RE: Why not deism?
September 15, 2019 at 6:09 pm
(This post was last modified: September 15, 2019 at 6:20 pm by GrandizerII.)
(September 15, 2019 at 2:02 pm)Inqwizitor Wrote:(September 15, 2019 at 1:49 pm)Grandizer Wrote: As for reason and volition, these are products of the nervous system and need not be explained by any sort of phenomena external to the human biology. We have very good explanations for how we come to produce reasoned responses, and we can appeal to computer AIs as good analogies to the human mind (except perhaps for the awareness part, which still has naturalistic explanations anyway ... such as panpsychism which I'm still not really sure about but it's there as an option).
Panpsychism is really interesting. I wonder how it is practically different from pantheism, though. If the universe is eternal and possesses psyche, it's like, the universe is a great cosmic mind.

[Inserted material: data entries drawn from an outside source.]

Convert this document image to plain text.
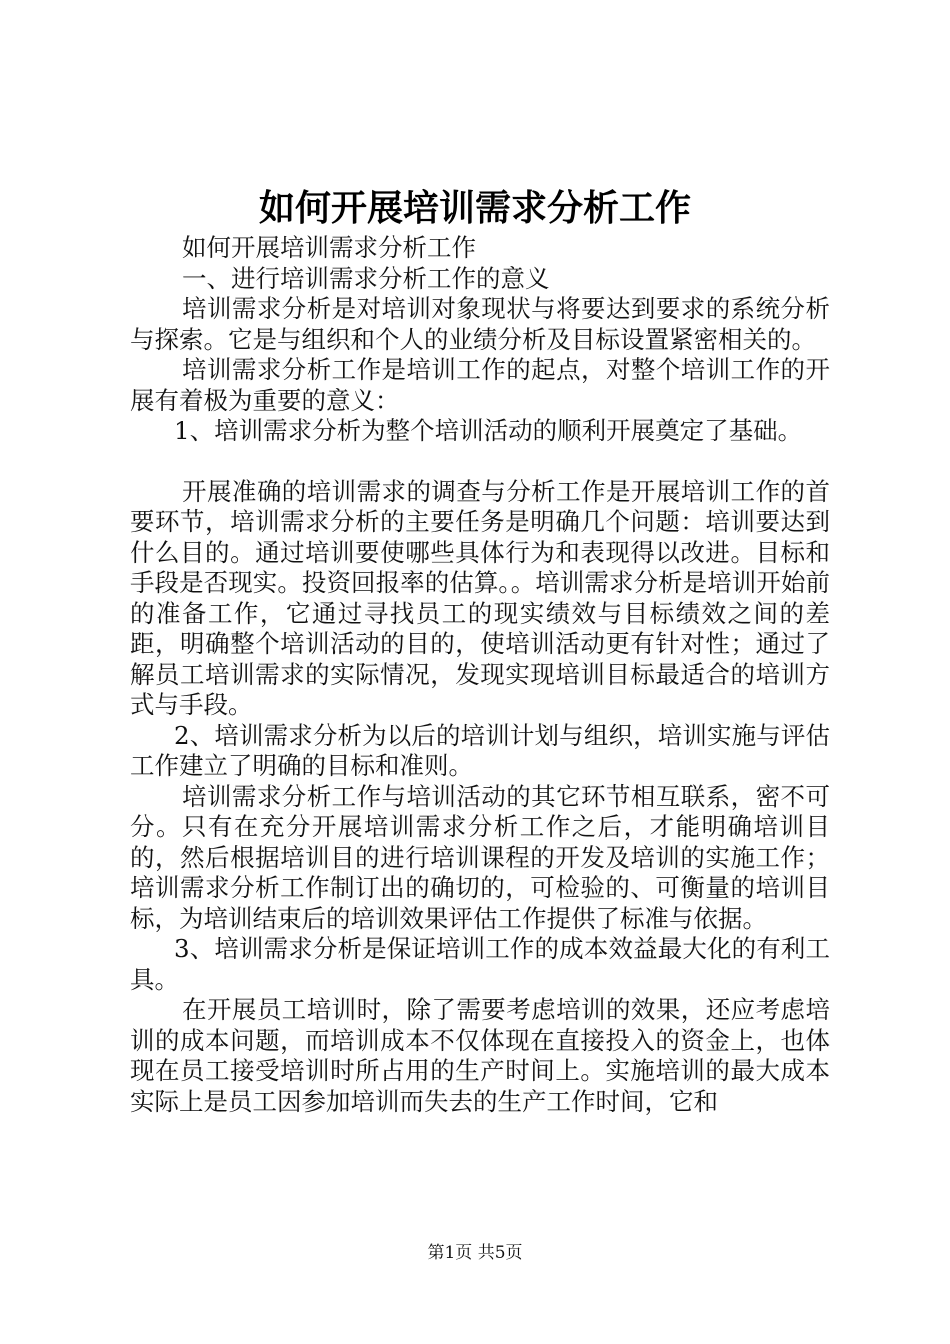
如何开展培训需求分析工作

如何开展培训需求分析工作

一、进行培训需求分析工作的意义

培训需求分析是对培训对象现状与将要达到要求的系统分析与探索。它是与组织和个人的业绩分析及目标设置紧密相关的。

培训需求分析工作是培训工作的起点，对整个培训工作的开展有着极为重要的意义：

1、培训需求分析为整个培训活动的顺利开展奠定了基础。

开展准确的培训需求的调查与分析工作是开展培训工作的首要环节，培训需求分析的主要任务是明确几个问题：培训要达到什么目的。通过培训要使哪些具体行为和表现得以改进。目标和手段是否现实。投资回报率的估算。。培训需求分析是培训开始前的准备工作，它通过寻找员工的现实绩效与目标绩效之间的差距，明确整个培训活动的目的，使培训活动更有针对性；通过了解员工培训需求的实际情况，发现实现培训目标最适合的培训方式与手段。

2、培训需求分析为以后的培训计划与组织，培训实施与评估工作建立了明确的目标和准则。

培训需求分析工作与培训活动的其它环节相互联系，密不可分。只有在充分开展培训需求分析工作之后，才能明确培训目的，然后根据培训目的进行培训课程的开发及培训的实施工作；培训需求分析工作制订出的确切的，可检验的、可衡量的培训目标，为培训结束后的培训效果评估工作提供了标准与依据。

3、培训需求分析是保证培训工作的成本效益最大化的有利工具。

在开展员工培训时，除了需要考虑培训的效果，还应考虑培训的成本问题，而培训成本不仅体现在直接投入的资金上，也体现在员工接受培训时所占用的生产时间上。实施培训的最大成本实际上是员工因参加培训而失去的生产工作时间，它和

第1页 共5页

There are many flavors of panpsychism. But not all flavors of panpsychism involve a cosmic mind.
Read this:
https://aeon.co/ideas/panpsychism-is-cra...bably-true
This one I am very very provisionally leaning to, so not very confidently. But nevertheless the exact type of panpsychism I am weakly adhering to is one where tables and rocks are not necessarily conscious (so slight disagreement with the article there), but one in which the basic elements of existence may have the starting point of consciousness (whatever that is).

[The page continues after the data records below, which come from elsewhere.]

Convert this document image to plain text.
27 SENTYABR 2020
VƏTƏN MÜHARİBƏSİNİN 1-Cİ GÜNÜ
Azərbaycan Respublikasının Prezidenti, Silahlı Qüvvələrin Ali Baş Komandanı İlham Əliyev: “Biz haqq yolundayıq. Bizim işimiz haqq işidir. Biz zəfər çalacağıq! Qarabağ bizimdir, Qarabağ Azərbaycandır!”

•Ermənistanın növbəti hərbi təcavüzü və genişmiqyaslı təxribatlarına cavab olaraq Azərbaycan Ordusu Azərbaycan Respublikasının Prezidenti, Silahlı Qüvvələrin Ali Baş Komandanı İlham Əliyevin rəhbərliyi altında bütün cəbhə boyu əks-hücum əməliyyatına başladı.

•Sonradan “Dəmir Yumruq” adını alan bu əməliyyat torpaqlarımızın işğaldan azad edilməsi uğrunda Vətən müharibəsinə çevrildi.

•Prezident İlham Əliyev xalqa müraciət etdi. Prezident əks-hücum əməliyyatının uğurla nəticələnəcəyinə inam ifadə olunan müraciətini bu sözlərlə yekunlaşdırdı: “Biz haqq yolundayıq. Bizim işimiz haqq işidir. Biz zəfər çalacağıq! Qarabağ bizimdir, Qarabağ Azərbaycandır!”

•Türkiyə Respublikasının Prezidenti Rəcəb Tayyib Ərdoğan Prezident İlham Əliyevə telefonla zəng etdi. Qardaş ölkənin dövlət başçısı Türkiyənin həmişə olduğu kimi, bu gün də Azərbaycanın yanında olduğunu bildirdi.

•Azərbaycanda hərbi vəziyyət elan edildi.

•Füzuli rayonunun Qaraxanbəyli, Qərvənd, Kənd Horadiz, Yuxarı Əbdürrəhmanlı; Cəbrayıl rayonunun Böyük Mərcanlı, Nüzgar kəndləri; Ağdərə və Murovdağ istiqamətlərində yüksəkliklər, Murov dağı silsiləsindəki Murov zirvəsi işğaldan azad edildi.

And naturalism explains the origin of life pretty well actually, since life is simply a biological process explicable in terms of physical factors and processes. Even if we don't yet know the specifics of how life arose. Keep in mind life is not the same as consciousness. Bacteria are living organisms, but they are not counted as conscious entities.
As to why "something rather than nothing", we can say that something has to exist because absolute nothingness cannot be. Therefore, something necessarily exists. But that something could easily be in line with naturalism.